Intensive learning Notes 4. Reinforcement learning method without model-Monte Carlo algorithm

Source: Internet
Author: User
"Learn the basics of learning in simplified learning notes" 4. Reinforcement learning method without model-Monte Carlo algorithm

Explain again what is no model. No model is the state transfer function, the return function does not know the situation.
In the model-based dynamic programming method, which is based on model, including the strategy iteration method and the value function iterative method, it can be unified to the generalized strategy iterative method, that is, the strategy evaluation (computational value function) is performed, and then the strategy is improved based on the base function.

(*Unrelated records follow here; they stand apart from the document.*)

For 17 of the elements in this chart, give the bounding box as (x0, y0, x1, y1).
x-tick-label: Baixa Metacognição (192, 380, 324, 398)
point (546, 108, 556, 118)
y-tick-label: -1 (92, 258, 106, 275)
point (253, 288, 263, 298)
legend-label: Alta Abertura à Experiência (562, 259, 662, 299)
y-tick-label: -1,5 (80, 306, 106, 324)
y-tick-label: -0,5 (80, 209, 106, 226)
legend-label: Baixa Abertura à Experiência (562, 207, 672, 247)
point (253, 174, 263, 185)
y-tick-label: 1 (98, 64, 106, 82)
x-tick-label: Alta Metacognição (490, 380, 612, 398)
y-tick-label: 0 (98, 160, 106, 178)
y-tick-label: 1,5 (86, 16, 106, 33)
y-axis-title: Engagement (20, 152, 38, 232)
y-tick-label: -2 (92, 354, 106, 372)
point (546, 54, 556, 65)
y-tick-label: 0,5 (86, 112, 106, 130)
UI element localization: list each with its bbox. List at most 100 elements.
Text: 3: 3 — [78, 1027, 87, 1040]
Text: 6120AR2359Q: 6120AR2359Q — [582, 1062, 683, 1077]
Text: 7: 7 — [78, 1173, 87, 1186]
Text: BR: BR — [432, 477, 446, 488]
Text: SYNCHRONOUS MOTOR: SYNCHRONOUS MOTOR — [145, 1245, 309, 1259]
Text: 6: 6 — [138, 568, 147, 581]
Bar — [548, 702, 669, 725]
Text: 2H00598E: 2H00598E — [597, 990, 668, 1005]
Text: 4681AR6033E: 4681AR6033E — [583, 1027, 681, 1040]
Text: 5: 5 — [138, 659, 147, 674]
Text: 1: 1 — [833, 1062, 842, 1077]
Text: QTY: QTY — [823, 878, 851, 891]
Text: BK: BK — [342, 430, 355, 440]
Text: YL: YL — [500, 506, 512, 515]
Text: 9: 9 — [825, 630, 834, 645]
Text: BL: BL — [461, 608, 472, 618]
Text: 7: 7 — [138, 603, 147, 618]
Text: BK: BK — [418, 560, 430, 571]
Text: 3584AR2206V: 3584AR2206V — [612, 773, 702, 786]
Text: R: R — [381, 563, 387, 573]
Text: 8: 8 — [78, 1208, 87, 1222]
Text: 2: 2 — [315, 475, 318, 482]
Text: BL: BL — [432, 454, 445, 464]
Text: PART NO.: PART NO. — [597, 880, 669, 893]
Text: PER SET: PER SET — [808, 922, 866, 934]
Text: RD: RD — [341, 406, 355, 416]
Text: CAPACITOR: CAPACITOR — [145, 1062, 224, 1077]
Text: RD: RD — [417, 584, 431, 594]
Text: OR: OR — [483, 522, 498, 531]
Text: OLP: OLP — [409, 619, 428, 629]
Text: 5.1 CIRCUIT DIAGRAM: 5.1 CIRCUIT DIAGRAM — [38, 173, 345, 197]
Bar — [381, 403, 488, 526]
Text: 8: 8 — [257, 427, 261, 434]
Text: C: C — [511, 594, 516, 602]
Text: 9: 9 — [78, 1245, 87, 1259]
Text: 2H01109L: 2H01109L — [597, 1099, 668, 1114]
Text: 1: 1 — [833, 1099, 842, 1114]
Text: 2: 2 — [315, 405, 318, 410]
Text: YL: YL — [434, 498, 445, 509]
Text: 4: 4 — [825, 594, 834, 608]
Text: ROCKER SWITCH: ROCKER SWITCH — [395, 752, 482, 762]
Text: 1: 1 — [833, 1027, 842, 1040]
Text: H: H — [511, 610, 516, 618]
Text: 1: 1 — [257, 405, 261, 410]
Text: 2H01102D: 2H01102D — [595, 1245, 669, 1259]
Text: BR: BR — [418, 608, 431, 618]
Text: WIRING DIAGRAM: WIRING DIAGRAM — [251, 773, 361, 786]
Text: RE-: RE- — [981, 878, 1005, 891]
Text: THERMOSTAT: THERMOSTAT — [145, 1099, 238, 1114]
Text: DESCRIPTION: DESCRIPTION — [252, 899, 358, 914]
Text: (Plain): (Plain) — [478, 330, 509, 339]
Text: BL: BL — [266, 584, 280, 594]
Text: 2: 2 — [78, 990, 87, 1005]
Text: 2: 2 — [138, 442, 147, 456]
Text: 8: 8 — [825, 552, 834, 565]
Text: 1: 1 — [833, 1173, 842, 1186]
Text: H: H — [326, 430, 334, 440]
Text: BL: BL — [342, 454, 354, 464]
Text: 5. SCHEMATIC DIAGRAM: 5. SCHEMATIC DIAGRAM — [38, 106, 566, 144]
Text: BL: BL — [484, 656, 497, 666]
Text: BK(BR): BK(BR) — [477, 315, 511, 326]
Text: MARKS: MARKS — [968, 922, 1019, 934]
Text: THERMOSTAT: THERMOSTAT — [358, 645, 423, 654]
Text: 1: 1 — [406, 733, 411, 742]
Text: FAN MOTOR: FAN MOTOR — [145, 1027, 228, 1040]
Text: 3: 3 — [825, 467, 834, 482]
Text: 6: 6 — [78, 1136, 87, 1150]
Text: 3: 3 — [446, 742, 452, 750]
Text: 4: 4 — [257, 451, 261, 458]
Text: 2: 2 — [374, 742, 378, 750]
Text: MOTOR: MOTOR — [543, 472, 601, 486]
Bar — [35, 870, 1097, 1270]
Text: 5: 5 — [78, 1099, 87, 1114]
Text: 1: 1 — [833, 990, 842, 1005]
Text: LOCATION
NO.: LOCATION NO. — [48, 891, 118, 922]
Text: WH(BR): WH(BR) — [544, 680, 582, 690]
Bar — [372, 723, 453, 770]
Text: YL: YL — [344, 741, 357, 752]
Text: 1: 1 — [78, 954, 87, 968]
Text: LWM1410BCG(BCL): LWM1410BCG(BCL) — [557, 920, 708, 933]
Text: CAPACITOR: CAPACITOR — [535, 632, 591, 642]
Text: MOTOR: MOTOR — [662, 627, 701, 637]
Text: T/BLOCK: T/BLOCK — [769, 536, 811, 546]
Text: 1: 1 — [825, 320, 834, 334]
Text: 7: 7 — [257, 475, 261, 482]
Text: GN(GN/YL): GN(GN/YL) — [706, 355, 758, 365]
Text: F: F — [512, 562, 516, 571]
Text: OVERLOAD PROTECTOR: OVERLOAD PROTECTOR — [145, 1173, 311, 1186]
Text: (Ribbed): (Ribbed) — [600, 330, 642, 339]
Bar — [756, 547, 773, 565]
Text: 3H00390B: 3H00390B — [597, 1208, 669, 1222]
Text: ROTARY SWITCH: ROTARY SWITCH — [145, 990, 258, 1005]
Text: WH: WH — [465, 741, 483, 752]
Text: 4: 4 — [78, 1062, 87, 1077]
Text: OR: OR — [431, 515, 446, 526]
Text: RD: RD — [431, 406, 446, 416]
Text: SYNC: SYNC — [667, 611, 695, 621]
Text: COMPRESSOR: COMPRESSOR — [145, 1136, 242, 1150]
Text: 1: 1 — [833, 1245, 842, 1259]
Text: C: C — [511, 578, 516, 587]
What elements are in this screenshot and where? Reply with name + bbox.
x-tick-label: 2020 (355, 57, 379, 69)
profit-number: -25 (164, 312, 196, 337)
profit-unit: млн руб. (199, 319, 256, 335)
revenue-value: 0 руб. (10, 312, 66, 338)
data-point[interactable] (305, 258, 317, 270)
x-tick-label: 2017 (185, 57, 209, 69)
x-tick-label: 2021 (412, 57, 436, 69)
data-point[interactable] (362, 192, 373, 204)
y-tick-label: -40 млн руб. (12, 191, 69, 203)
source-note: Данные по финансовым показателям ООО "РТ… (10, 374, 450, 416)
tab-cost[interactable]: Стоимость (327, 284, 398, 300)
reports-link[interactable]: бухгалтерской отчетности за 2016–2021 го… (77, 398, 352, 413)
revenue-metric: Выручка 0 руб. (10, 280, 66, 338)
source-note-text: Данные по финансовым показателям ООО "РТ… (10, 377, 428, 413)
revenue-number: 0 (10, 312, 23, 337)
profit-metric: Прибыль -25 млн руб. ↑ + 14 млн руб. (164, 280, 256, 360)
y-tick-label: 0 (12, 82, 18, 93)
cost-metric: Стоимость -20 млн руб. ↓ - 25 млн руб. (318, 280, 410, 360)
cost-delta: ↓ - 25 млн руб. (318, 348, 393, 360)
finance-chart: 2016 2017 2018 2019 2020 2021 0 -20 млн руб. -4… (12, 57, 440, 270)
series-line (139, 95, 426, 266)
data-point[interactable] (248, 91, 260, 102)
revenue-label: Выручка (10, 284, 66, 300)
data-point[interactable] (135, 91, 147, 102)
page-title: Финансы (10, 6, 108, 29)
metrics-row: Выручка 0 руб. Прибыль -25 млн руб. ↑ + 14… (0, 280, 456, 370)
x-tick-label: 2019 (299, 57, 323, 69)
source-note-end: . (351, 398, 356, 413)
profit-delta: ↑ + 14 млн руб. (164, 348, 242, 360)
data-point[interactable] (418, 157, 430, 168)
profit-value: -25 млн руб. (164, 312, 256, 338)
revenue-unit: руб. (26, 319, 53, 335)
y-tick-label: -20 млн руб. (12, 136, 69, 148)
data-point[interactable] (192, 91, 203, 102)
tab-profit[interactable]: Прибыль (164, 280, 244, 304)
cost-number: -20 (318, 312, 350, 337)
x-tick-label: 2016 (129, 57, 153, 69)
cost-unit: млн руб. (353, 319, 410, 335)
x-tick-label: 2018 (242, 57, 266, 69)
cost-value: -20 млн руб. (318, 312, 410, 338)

The nature of state-valued functions and state-behavior value functions is to expect that the previous dynamic programming method can calculate expectations by model, and in the case of no model, the expectation can be estimated by empirical averaging, and Monte Carlo method can be used. Because it is an empirical average estimate, it is necessary to ensure that each state can be accessed, and the exploratory initialization method is described here:
1, initialization of all States, value function initialization
2, randomly select a state and a behavior in that state, with a strategy (action strategy) to generate experimental data, for each state that appears in the experiment-behavioral pairs and the return of the subordinate, in an incremental average way, plus to the corresponding state-behavior value function.
3, strategy improvement with greedy strategy (improvement strategy)
4, repeat 2,3

Note the increment average in the way: VK (s) =vk−1 (s) +1k (Gk (s) −vk−1) v K (s) = v k−1 (s) + 1 K (G K (s) −v k−1) V_k (s) =v_{k-1} (s) +\frac{1 }{k} (G_k (s)-v_{k-1})

If the action strategy and the improvement strategy are the same strategy, called the same strategy, otherwise called the different strategy, the two strategies in the different strategy need to be satisfied: The action policy contains or overrides the improvement strategy, Therefore, the distribution of two strategies in an asynchronous strategy is different (i.e., the trajectory probability distribution of the action strategy is different from that of the improved strategy), and the value function needs to be updated using weighted importance sampling.

Weighted importance sampling "not yet figured out, look at the code."

Gym implementation of a model-free reinforcement learning Method-Monte Carlo algorithm

Contact Us

The content source of this page is from Internet, which doesn't represent Alibaba Cloud's opinion; products and services mentioned on that page don't have any relationship with Alibaba Cloud. If the content of the page makes you feel confusing, please write us an email, we will handle the problem within 5 days after receiving your email.

If you find any instances of plagiarism from the community, please send an email to: info-contact@alibabacloud.com and provide relevant evidence. A staff member will contact you within 5 working days.

A Free Trial That Lets You Build Big!

Start building with 50+ products and up to 12 months usage for Elastic Compute Service

  • Sales Support

    1 on 1 presale consultation

  • After-Sales Support

    24/7 Technical Support 6 Free Tickets per Quarter Faster Response

  • Alibaba Cloud offers highly flexible support services tailored to meet your exact needs.